Revue philosophique

Le terme de « vérité » qualifie une affirmation à laquelle on accorde un crédit. La question du vrai se pose différemment selon les circonstances : elle n’est pas la même au quotidien, dans le domaine politique et religieux, pour le savoir philosophique ou la connaissance scientifique.

Au quotidien, une proposition concernant un fait concret peut, grâce à l’expérience concrète, être déclarée vraie ou fausse. Il suffit de constater le fait allégué pour juger de la vérité de l'allégation. Une proposition psychologique est moins facilement vérifiable, mais, par un effort d’analyse réflexive, on peut se rapprocher du vrai. Le vrai est l'adéquation aux faits. Le mensonge nie ou travestit les faits.

Dans le domaine politique, la vérité ou parrêsia concerne le discours public. Ce « dire vrai » s'oppose au dogme idéologique ou au discours mensonger. Dans ce cas, le jugement sur la vérité ou la fausseté du discours demande un savoir suffisant sur ce qui est affirmé et la détection des ruses rhétoriques du locuteur. Là aussi, le mensonge nie ou travestit les faits, mais sa détection est plus difficile.

Dans le domaine des savoirs complexes et abstraits, la vérité a d’autres conditions. Deux conceptions s’opposent :

  • Certains la considèrent comme l’adéquation de la pensée à l’Intellect universel (les idéalités platoniciennes) ou l'Intellect divin (conception scolastique). Les Idées seraient autonomes-immanentes, toujours déjà-là et se dévoileraient par la pensée. La vérité n'a pas d'histoire et s'obtient par accès aux Idées éternelles. Cette définition est métaphysique.
  • D'autres considèrent que la vérité est une adéquation entre la pensée et le Monde obtenue par une démonstration qui se fait sur le plan théorique et s’appuie sur un savoir empirique valide.
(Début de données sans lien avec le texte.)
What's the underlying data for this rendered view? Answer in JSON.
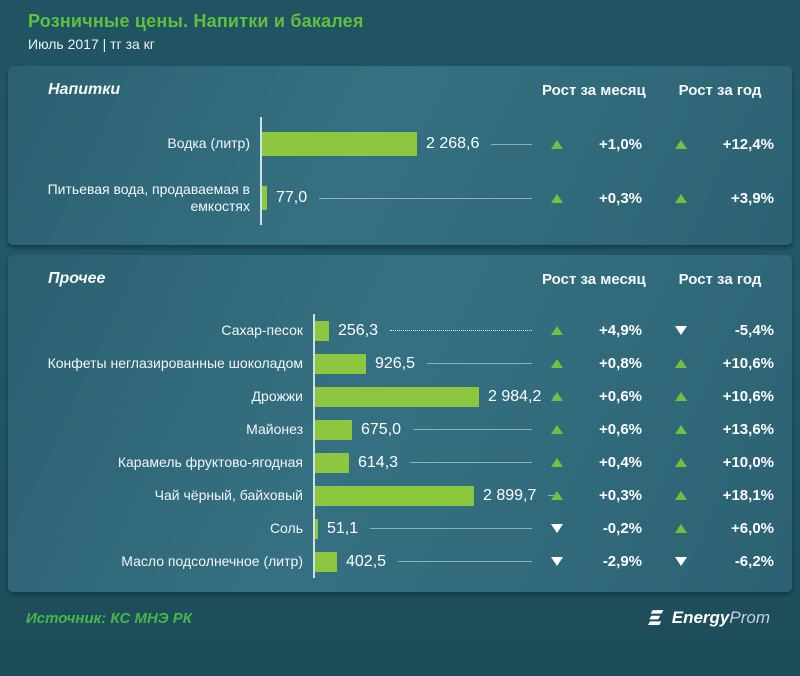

En ce sens, la vérité est partageable par tout humain possédant les capacités intellectuelles et le savoir suffisants. La philosophie tend vers la Vérité, mais c'est une vérité d'adéquation, jamais une vérité d'autorité, de convention, de croyance ou de norme. C'est une imposture que de prétendre imposer le vrai.

Il existe des cas particuliers. Certaines propositions sont inaccessibles à la vérification, parce que leur sens est flou, paradoxal, ou qu'elles participent d'une dimension fictive ou métaphysique. « L'actuel roi de France est chauve », exemple donné par Bertrand Russell, n’est ni vrai ni faux, car l'actuel roi de France n'existe pas, si bien que l'énoncé ne peut être validé. Il en est de même des croyances religieuses et idéologiques. Les donner pour vraies est une imposture, elles ne sont pas du domaine du vérifiable (voir alètheia).
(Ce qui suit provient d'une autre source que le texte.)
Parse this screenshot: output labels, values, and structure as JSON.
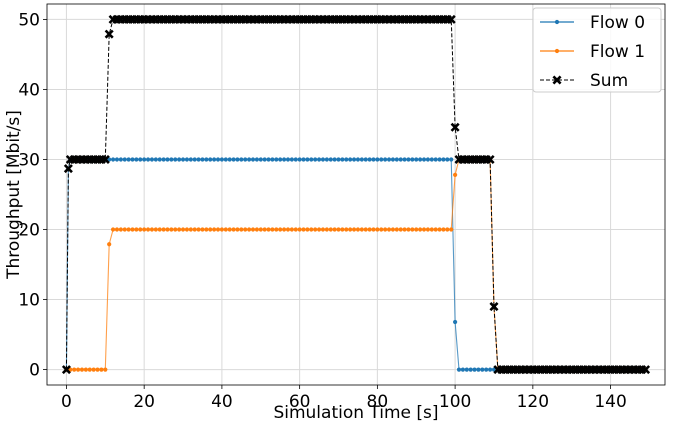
{
  "chart_data": {
    "type": "line",
    "xlabel": "Simulation Time [s]",
    "ylabel": "Throughput [Mbit/s]",
    "xlim": [
      -5,
      154
    ],
    "ylim": [
      -2.2,
      52.2
    ],
    "xticks": [
      0,
      20,
      40,
      60,
      80,
      100,
      120,
      140
    ],
    "yticks": [
      0,
      10,
      20,
      30,
      40,
      50
    ],
    "grid": true,
    "legend": "top-right",
    "series": [
      {
        "name": "Flow 0",
        "color": "#1f77b4",
        "marker": "dot",
        "linestyle": "solid",
        "segments": [
          {
            "from": 0,
            "to": 0,
            "value": 0
          },
          {
            "from": 0.5,
            "to": 0.5,
            "value": 28.7
          },
          {
            "from": 1,
            "to": 99,
            "value": 30
          },
          {
            "from": 100,
            "to": 100,
            "value": 6.8
          },
          {
            "from": 101,
            "to": 149,
            "value": 0
          }
        ]
      },
      {
        "name": "Flow 1",
        "color": "#ff7f0e",
        "marker": "dot",
        "linestyle": "solid",
        "segments": [
          {
            "from": 0,
            "to": 10,
            "value": 0
          },
          {
            "from": 11,
            "to": 11,
            "value": 17.9
          },
          {
            "from": 12,
            "to": 99,
            "value": 20
          },
          {
            "from": 100,
            "to": 100,
            "value": 27.8
          },
          {
            "from": 101,
            "to": 109,
            "value": 30
          },
          {
            "from": 110,
            "to": 110,
            "value": 9
          },
          {
            "from": 111,
            "to": 149,
            "value": 0
          }
        ]
      },
      {
        "name": "Sum",
        "color": "#000000",
        "marker": "x",
        "linestyle": "dashed",
        "segments": [
          {
            "from": 0,
            "to": 0,
            "value": 0
          },
          {
            "from": 0.5,
            "to": 0.5,
            "value": 28.7
          },
          {
            "from": 1,
            "to": 10,
            "value": 30
          },
          {
            "from": 11,
            "to": 11,
            "value": 47.9
          },
          {
            "from": 12,
            "to": 99,
            "value": 50
          },
          {
            "from": 100,
            "to": 100,
            "value": 34.6
          },
          {
            "from": 101,
            "to": 109,
            "value": 30
          },
          {
            "from": 110,
            "to": 110,
            "value": 9
          },
          {
            "from": 111,
            "to": 149,
            "value": 0
          }
        ]
      }
    ]
  }
}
Entrer dans le domaine du vérifiable est crucial pour la science et la philosophie, car une proposition invérifiable peut être remplacée indifféremment par toute autre ; elle rentre dans la catégorie des fictions ou des opinions. Par contraste, la possibilité de sa démonstration rend la proposition partageable par tous (universalisable) et éventuellement contestable, comme fausse ou insuffisante.

Dans les sciences, la vérité demande des conditions démonstratives strictes : théoriques (rationalité, formalisme), empiriques (utilisation d'une méthode empirique appropriée) et l’inscription du problème dans un paradigme épistémique admissible. Même avec ces conditions drastiques, la relativité eu égard aux possibilités de la connaissance tend à faire parler de vérisimilitude plutôt que de vérité.

La vérité se montre empiriquement, ou se démontre rationnellement, elle ne s’impose, ni ne se révèle, ni ne se dévoile.